星に包まれて
思わず息を呑み込んだ君を見て、僕は嬉しくなった。
──ほらな、すごいだろ。
この絶景を知っているなんて、なかなかやるだろ、とばかりに得意気に胸をはる。君はもちろん僕のことなんて見ていない。見上げることに夢中だ。
──来て良かっただろ?
まあ、僕としては、君のその横顔を見れただけで十分だったんだけどね。ただ一心に何かに夢中になってる君を見るのが好きだ。
うん、泣き出したいくらいだ……君が上を向いたままそっと呟くのを聞いて、僕は言葉を失った。

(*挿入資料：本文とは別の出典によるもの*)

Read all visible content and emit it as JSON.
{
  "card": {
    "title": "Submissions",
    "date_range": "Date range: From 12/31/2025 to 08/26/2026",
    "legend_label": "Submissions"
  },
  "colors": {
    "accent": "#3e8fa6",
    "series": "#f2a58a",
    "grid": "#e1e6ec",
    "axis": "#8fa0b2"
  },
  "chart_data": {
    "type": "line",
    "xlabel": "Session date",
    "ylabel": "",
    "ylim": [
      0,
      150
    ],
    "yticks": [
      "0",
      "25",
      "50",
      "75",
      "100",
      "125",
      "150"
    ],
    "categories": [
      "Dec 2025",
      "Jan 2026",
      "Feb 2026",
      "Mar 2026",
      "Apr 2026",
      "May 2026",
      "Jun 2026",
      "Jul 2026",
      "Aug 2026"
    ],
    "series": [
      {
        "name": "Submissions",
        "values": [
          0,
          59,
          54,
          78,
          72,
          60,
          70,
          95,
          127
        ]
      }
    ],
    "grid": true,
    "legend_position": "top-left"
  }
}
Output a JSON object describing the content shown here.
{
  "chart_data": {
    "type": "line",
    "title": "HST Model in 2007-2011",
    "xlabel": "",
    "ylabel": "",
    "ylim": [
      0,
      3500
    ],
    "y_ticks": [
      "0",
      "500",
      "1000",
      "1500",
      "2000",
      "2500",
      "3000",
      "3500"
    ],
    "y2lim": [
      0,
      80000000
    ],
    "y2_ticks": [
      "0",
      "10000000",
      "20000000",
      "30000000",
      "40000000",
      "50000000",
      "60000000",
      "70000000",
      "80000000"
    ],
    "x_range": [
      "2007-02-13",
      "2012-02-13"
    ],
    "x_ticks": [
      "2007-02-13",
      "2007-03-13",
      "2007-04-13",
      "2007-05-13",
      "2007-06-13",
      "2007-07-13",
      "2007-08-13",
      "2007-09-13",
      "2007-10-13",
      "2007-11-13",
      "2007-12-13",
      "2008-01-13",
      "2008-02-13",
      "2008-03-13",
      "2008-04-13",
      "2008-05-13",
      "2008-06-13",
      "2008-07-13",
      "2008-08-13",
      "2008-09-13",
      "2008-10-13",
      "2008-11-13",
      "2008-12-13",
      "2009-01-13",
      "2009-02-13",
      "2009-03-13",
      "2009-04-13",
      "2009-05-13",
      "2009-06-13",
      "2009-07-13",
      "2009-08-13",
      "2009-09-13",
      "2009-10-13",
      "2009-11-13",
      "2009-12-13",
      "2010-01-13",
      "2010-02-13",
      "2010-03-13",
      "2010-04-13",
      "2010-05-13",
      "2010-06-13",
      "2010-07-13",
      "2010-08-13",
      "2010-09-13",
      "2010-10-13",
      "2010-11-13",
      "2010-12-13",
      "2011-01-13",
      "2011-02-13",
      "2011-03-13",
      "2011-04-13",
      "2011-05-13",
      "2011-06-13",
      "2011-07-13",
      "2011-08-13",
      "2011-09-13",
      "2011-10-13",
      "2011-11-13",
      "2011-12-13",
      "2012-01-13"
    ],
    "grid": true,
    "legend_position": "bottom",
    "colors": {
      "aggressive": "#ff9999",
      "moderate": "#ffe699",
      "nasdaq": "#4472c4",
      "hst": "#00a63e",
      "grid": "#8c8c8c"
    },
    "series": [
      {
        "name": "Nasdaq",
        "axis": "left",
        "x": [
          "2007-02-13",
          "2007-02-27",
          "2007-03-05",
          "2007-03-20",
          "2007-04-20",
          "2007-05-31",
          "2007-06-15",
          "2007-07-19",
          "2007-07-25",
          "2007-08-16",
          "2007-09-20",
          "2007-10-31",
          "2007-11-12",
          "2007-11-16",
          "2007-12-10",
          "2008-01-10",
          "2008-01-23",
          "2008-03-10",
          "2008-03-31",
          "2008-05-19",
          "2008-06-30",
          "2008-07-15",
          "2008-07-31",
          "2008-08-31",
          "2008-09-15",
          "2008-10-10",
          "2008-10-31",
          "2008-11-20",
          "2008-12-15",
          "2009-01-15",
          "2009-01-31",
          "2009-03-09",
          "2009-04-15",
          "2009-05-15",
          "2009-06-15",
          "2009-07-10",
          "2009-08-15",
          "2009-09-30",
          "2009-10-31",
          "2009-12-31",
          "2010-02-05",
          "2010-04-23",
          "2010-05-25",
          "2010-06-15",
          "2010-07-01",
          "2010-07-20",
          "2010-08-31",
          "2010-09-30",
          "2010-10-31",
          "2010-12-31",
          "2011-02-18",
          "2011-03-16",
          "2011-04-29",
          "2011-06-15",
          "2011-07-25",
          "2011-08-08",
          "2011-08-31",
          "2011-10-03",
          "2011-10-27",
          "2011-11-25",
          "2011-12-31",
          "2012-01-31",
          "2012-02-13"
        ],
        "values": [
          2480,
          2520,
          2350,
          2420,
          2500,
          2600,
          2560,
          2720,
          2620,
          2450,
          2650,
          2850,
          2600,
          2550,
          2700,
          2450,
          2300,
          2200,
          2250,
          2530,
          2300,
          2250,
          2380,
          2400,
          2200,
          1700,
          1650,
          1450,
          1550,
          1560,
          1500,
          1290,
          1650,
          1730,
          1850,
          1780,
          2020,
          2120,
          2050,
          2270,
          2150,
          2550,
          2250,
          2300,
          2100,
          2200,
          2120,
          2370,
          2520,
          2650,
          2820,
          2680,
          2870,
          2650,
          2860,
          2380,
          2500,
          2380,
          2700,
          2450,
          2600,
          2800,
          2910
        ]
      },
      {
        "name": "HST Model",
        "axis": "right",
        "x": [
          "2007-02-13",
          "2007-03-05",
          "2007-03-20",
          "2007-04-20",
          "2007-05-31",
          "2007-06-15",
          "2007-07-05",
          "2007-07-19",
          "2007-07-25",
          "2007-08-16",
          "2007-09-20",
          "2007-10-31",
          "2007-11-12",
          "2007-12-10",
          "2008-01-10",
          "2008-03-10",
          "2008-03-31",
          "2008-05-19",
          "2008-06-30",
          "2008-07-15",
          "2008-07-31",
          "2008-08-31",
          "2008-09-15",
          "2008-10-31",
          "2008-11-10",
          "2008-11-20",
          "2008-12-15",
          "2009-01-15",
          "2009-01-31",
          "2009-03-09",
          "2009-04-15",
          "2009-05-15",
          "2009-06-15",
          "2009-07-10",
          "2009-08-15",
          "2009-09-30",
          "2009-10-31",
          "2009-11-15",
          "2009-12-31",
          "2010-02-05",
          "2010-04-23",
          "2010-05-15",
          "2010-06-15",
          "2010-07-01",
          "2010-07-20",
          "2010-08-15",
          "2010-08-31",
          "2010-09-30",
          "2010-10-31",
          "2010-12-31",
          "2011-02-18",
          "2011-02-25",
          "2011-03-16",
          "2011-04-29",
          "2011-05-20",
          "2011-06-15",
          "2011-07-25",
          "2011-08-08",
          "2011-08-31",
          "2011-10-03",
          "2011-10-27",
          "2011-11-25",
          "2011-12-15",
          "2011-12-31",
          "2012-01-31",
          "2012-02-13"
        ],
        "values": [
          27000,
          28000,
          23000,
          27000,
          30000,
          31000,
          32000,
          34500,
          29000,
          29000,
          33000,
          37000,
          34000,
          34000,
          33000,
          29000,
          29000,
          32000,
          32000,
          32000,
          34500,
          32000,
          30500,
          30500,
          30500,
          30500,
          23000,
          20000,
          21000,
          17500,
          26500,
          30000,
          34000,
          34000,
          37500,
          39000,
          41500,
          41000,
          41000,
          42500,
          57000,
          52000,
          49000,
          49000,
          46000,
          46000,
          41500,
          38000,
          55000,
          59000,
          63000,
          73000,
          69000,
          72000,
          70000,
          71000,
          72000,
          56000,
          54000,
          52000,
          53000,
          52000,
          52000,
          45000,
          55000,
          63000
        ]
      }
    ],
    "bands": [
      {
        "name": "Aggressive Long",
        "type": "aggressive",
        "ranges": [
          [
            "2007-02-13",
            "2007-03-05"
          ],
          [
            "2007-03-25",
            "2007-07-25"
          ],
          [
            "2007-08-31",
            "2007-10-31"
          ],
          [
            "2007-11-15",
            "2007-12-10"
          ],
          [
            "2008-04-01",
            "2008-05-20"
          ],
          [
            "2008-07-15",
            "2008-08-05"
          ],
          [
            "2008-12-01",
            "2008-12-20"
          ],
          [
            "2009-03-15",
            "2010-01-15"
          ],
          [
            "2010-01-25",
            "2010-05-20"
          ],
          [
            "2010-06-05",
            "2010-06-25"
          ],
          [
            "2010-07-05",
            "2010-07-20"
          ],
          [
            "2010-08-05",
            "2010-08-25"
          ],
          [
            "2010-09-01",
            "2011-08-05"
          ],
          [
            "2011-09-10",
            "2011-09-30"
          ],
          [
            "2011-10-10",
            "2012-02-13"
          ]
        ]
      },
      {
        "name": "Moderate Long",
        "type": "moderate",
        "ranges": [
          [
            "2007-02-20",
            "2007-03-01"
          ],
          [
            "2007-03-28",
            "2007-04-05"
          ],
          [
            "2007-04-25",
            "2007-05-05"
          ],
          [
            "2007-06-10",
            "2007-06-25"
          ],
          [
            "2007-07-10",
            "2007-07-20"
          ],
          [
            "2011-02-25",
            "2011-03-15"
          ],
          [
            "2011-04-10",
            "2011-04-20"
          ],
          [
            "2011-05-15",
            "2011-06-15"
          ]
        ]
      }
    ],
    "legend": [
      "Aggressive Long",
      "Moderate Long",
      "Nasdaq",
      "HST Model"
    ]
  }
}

すごいよ……お父さん、大声で叫んで走り出したいくらいだよ……!
そう言うと君は、本当にそのまま駆け出して行く。何というか、ずいぶんと感傷的だなあ、泣き出したいなんて……誰に似たんだよ。
僕が君ぐらいの頃、同じことを思ったのを思い出していた。そう、ここには昔、親父と来た。今は病院にいるあの人だ。信じられないだろうが、あの人にも若い父親だった時代があった。
僕もここに来て、嬉しいのか悲しいのかわからないのに、泣き出したい気持ちが込み上げた。でも妙に気恥ずかしくて、君みたいに素直に言葉にすることもできず、無言のまま立ち尽くしていたっけ。あの時、親父はどんな顔をしていたんだろう。あまり覚えていない。覚えているのは、思わず握った大きな手と、変わらない頭上のこの無数の輝き。だがそれでいいんだろうな、きっと。僕も君に覚えていて欲しいのは、この夜空の下、訳も分からず走り出したことだ。来年もまた来よう。君が喜びに満ちた気持ちで一年を締めくくり、新たな年を迎えますように。